Curator: This delicate pencil drawing, titled "Drie vazen" or "Three Vases", dates from sometime between 1830 and 1850 and is attributed to Firma Feuchère. The work utilizes both pencil and watercolor on toned paper. Editor: My first impression is one of tentative grandeur. The piece breathes refinement, despite its sketch-like state. It's intriguing how the aged paper elevates the forms—each vase poised with an inherent aristocracy. Curator: Indeed. Firma Feuchère was renowned for elaborate designs, and here, even in sketch form, you sense a reaching for status. The vases, despite being inanimate objects, communicate power and societal position. This was an era fascinated by classical forms, associating them with lineage and high culture. Editor: I'm fascinated by the geometry and structure within what might seem, at first glance, simply decorative forms. Look at the contrast between the slender, tapering bodies of the flanking vases against the robust, tiered structure of the one in the middle. Semiotically, this suggests different tiers of formality and opulence. Curator: It speaks, too, of memory. These forms aren’t arbitrary; they recall specific periods of classicism but with the flair of the Romantic era’s interest in history, reinterpreted through a 19th-century lens. Each vase seems a carefully chosen vessel—no pun intended—for holding and conveying status. Editor: Yes, I appreciate how the tonal variations articulate spatial depth even though the paper is largely flat, making me acutely aware of line and shade.

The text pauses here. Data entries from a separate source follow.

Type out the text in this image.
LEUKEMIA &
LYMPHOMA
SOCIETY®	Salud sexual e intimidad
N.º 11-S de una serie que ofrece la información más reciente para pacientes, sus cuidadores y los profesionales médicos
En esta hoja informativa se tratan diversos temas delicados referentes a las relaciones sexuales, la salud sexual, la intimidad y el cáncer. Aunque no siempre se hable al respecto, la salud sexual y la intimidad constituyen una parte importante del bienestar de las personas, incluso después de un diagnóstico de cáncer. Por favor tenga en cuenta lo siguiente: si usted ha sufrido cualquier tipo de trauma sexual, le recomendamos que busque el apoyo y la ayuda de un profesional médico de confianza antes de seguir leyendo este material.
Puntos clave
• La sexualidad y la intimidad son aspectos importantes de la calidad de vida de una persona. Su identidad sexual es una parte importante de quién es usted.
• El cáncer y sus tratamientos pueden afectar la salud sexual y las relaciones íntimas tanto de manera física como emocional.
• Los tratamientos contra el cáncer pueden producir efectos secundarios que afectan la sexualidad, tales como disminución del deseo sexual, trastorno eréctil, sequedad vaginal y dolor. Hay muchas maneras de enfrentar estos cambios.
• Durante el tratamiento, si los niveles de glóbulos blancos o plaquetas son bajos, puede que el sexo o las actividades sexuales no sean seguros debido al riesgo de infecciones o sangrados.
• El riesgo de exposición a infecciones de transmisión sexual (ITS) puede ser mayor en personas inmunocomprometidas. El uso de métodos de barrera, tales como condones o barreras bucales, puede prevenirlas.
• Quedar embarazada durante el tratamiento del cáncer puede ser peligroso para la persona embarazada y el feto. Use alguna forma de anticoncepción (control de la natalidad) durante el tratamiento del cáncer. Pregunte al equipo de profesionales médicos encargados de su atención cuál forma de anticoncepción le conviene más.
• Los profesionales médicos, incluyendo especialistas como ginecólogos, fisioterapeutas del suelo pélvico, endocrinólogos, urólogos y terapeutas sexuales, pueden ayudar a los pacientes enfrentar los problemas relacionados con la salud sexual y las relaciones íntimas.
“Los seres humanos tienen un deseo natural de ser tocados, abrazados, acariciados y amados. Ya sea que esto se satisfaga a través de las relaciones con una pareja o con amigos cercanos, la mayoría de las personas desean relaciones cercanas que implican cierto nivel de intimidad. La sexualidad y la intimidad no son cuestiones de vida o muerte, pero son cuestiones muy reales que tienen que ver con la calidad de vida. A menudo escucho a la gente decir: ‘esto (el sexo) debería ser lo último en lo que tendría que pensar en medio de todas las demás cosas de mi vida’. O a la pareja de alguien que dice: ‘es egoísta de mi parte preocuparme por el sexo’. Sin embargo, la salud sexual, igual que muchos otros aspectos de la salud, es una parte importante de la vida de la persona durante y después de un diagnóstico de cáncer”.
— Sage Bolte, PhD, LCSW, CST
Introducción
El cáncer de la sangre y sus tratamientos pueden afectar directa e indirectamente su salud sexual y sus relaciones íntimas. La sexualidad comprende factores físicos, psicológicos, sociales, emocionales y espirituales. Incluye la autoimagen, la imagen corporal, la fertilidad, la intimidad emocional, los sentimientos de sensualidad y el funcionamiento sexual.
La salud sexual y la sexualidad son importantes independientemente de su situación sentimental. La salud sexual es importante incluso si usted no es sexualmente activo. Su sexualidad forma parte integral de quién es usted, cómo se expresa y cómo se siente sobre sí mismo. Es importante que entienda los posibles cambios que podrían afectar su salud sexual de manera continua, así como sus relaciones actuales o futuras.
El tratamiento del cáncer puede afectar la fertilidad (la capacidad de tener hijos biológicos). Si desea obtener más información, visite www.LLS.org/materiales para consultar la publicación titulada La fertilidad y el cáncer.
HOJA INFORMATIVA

There is so much to enjoy from simply assessing form and relation here. Curator: Perhaps that is precisely what Feuchère intended. In essence, a study that acts like a symbol itself: the symbolism is not necessarily in a narrative scene, but in the shape, arrangement, and historical echo of luxury itself. Editor: I see that now—a distillation of opulence explored through form. Thanks, that changes how I perceive this simple study; more a blueprint of aspiration and an early exploration in taste-making than a quaint illustration.